この人に聞く「生命に関わる仕事っておもしろいですか?」

文化祭で演劇を上演、高校生活を楽しむ

───ミラノから日本に戻ったのはいつですか。

中学2年生の途中です。また新宿区の戸山に戻り、いまは統廃合でなくなってしまった区立中学に編入しました。高校受験では国立大学の附属高校も受験したのですが落ちてしまい、家から一番近い都立戸山高校に進学しました。
ここはいわゆる旧制中学の雰囲気が残っている学校で、先生方も生徒に愛情を持って接してくれました。非常に個性的な生徒も多く、東大に入って宇宙物理学をやりたいという子もいれば、ニューヨークに行ってダンサーになりたいなど、価値観が多様な友人たちに恵まれ、自由な雰囲気で過ごせたのは有意義な体験だったと思います。
高校ではスキー部に所属しましたが、滑りに行くのは冬と春休みぐらいで、それ以外は近所を走ってばかり(笑)。友人が漫画研究部に入っていて、私も絵が好きだったので手伝いにいったりして、一緒にクレイアニメをつくったり、生徒募集ポスターを描いたりしました。好きな漫画は小学校のころは手塚治虫の「ブラックジャック」「火の鳥」など、その後、竹宮恵子、萩尾望都や山岸涼子などを読んでいました。

───高校時代に楽しかった思い出などがあれば教えてください。
高校時代。学校近くの新宿御苑で(右から2番目が先生)

高校時代。学校近くの新宿御苑で(右から2番目が先生)

戸山高校は行事が盛んで、応援合戦をしたり、文化祭となると映画をつくったり、演劇を上演したりと、クラス対抗で競い合う伝統がありました。私はそういうイベントには積極的に参加するほうだったので、文化祭が近づくと結構忙しかった。
3年生のとき映画をつくる予定だったのですが、クラスで揉め事があって映画づくりは中止になってしまい、その代わりに演劇をやろうというので、ヘミングウェイの「武器よさらば」の脚本づくりからみんなでやることにしたんです。
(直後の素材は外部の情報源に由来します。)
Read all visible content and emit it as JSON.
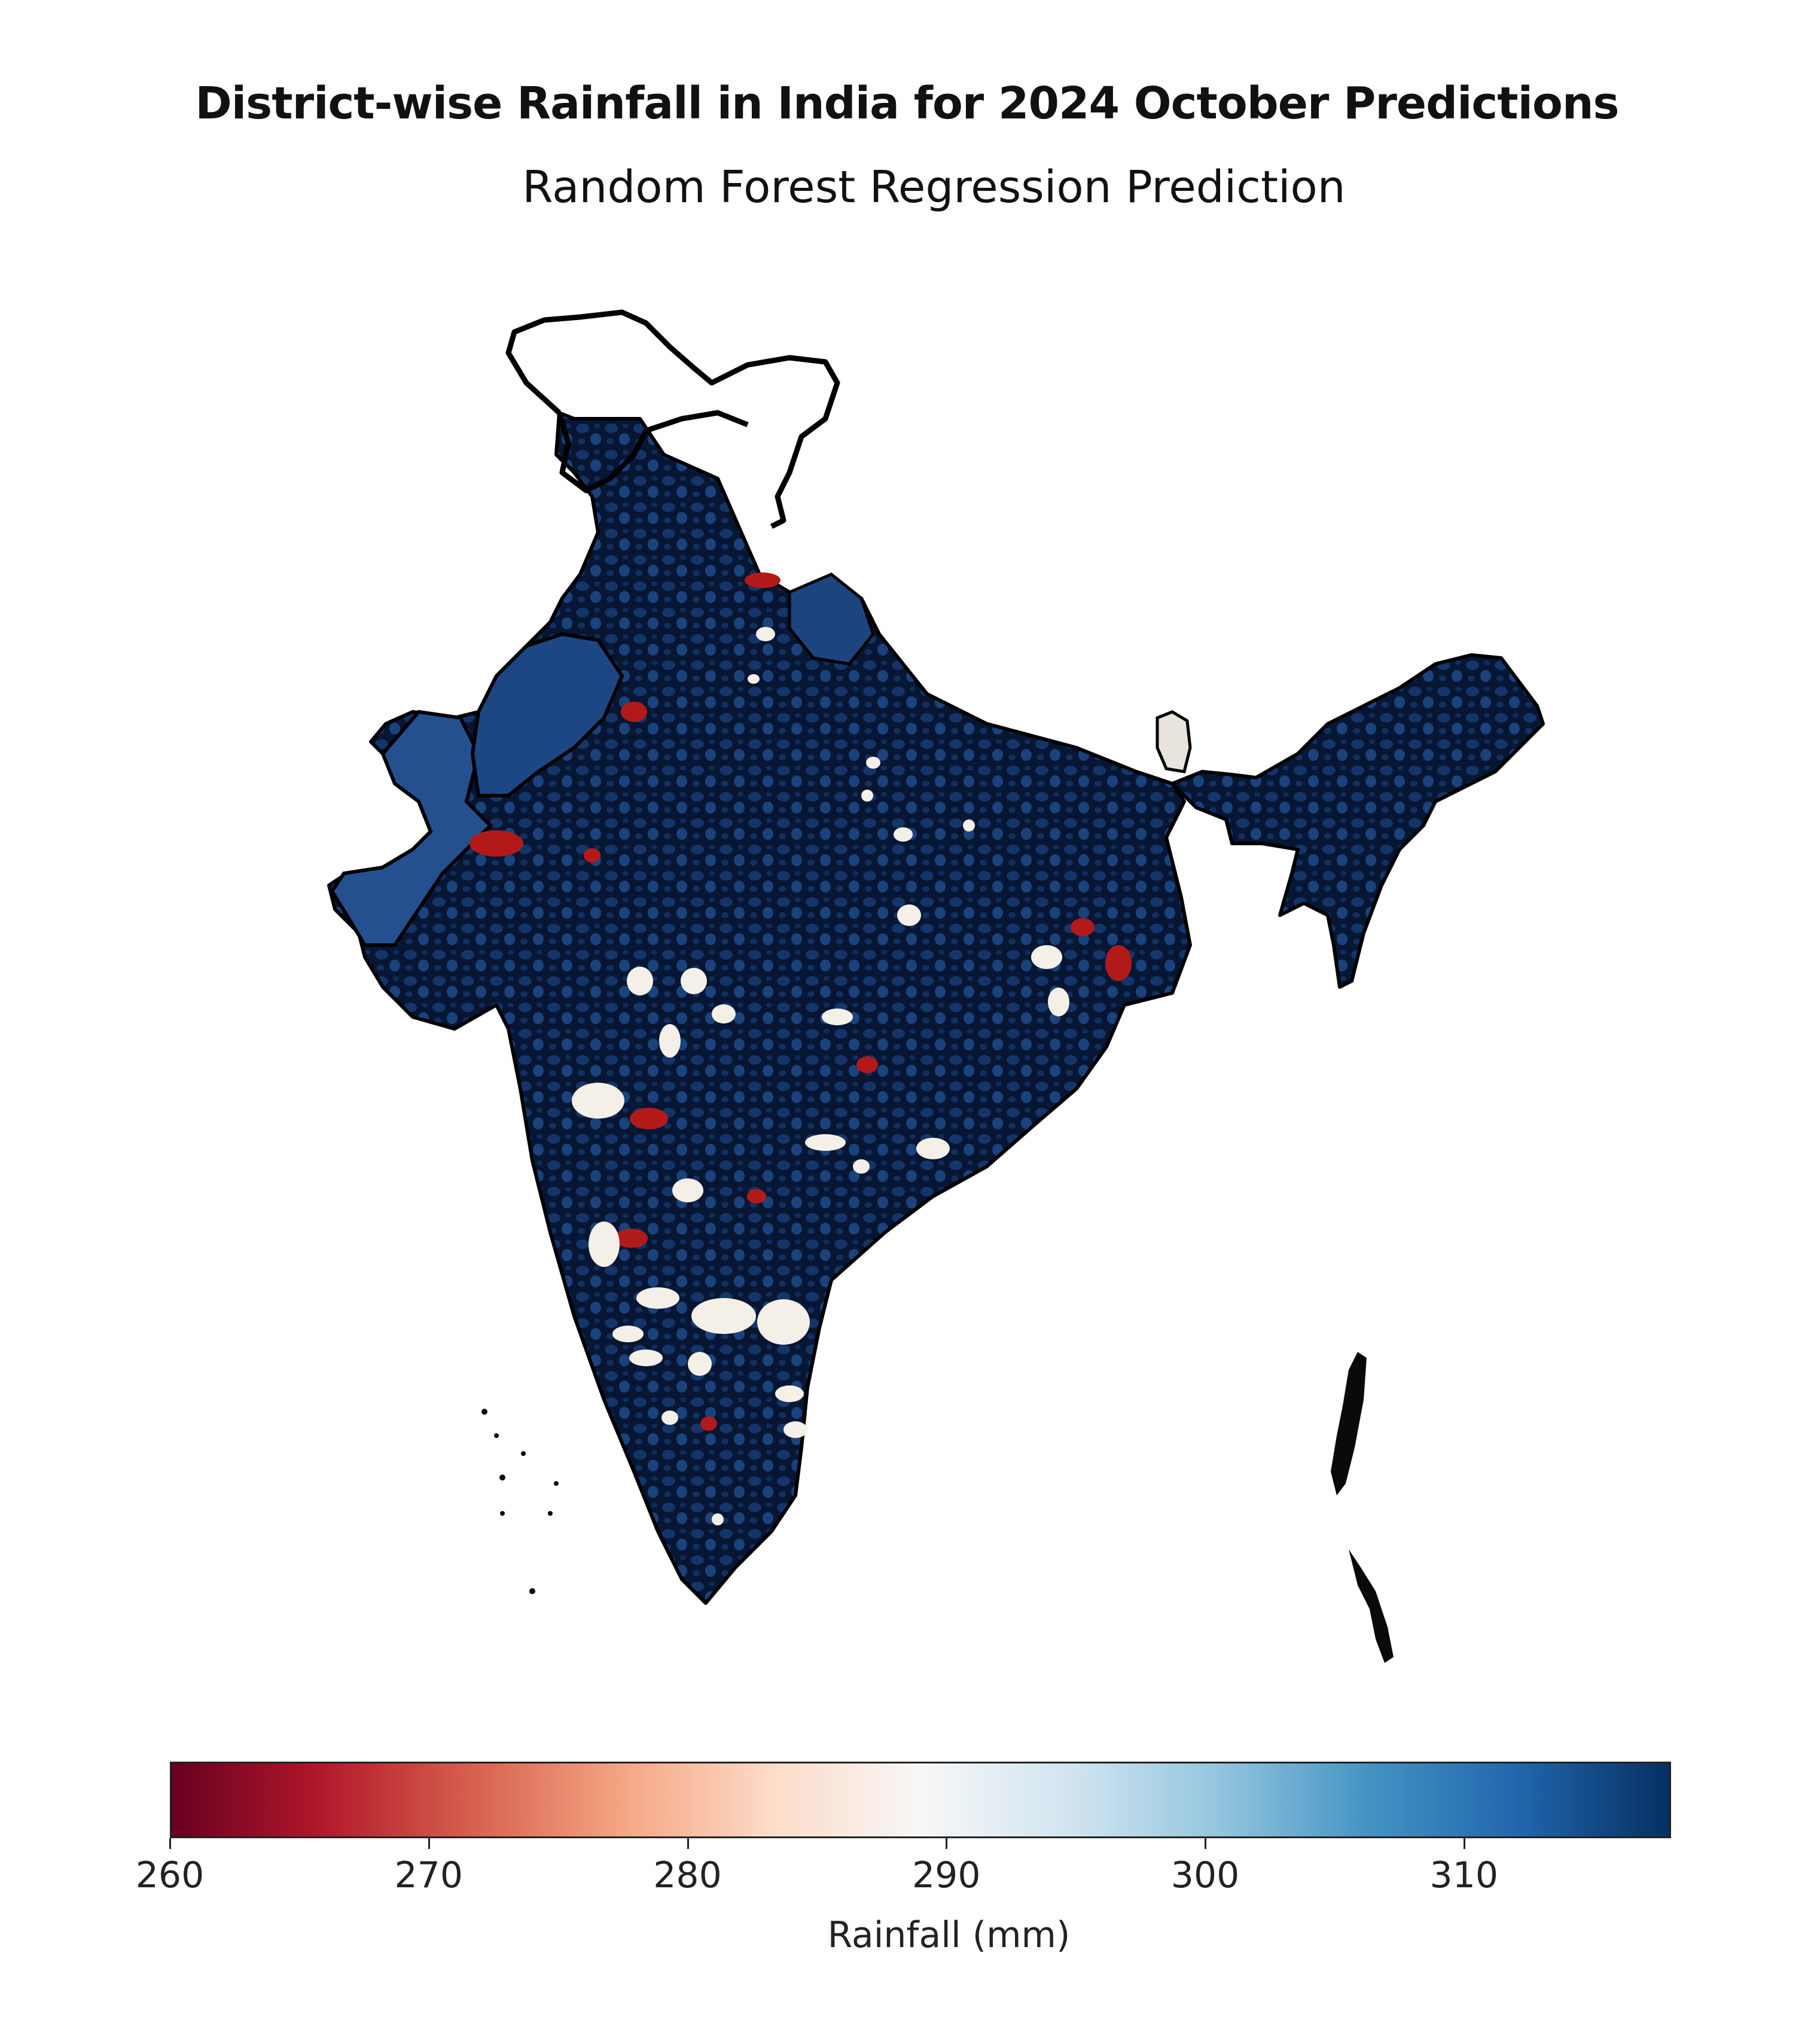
{
  "title": "District-wise Rainfall in India for 2024 October Predictions",
  "subtitle": "Random Forest Regression Prediction",
  "colorbar": {
    "label": "Rainfall (mm)",
    "colormap": "RdBu",
    "range": [
      260,
      318
    ],
    "ticks": [
      {
        "value": 260,
        "label": "260"
      },
      {
        "value": 270,
        "label": "270"
      },
      {
        "value": 280,
        "label": "280"
      },
      {
        "value": 290,
        "label": "290"
      },
      {
        "value": 300,
        "label": "300"
      },
      {
        "value": 310,
        "label": "310"
      }
    ],
    "colors": [
      "#67001f",
      "#b2182b",
      "#d6604d",
      "#f4a582",
      "#fddbc7",
      "#f7f7f7",
      "#d1e5f0",
      "#92c5de",
      "#4393c3",
      "#2166ac",
      "#053061"
    ]
  },
  "map": {
    "region": "India",
    "dominant_color": "#0b2045",
    "district_color": "#1a3f78",
    "boundary_color": "#000000",
    "low_rainfall_color": "#b21a1a",
    "mid_rainfall_color": "#f4f0e8"
  }
}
一生懸命やって、結構いい出来栄えだと思ったのに、賞をもらえなくてみんなでがっくり(笑)。
でも、もし揉め事がなくて映画づくりをしていたら、夏休みあたりから準備に追われて勉強する時間が無くなって大学の現役合格は難しかったかもしれません。高校2年生まではパッとしない成績だったのですが、3年生になってスイッチが入って、集中的に勉強して、ようやく成績が上がっていったんです。

───高校生のころは、どんな教科が好きだったんですか。

理数系が好きでしたね。とくに生物は好きで、子どものころから興味を持っていた生き物の機能について学問的な意味づけがなされていくおもしろさにハマりました。生物の先生が情熱的に話してくれた、トランスポゾン(転移因子)を発見してノーベル賞をとったバーバラ・マクリントックや遺伝子の二重らせんを発見したワトソンとクリックの話など、いまも心に残っています。
マクリントックは同じ遺伝子セットを持っているはずの一本のトウモロコシの一粒一粒が一様に同じ色にならないのはなぜかを考え、色を決める遺伝子を2セット持っているものと、1セットだけしか持っていないもの、全く持っていないものがあるからだと結論付け、トランスポゾンを発見することになるのですが、栄誉を求めて研究したのではなく、何の役に立つかわからないけれど、こつこつと研究を重ねたことでノーベル賞をとったという先生のお話は、その後、私が基礎研究をやっていく力を与えてくれました。

───大学選びにあたって重視したことはありますか。

理系に進みたいとは思っていたけれど、どういうわけか数学、物理は点数が悪く、嫌いなはずの英語、国語のほうが点数が良かったのです。幸い、生物と化学はできたので、理科はこの2教科を選択しました。
ただ何を専攻したいかまでは高校時代に決めることはできなかったので、大学に入ってから興味のある学科の選択ができる大学を選ぼうと、東大の理科2類を受験しました。ここなら2年後半の進学振り分けの段階で、生物、薬学、農学などから学科を選べますから。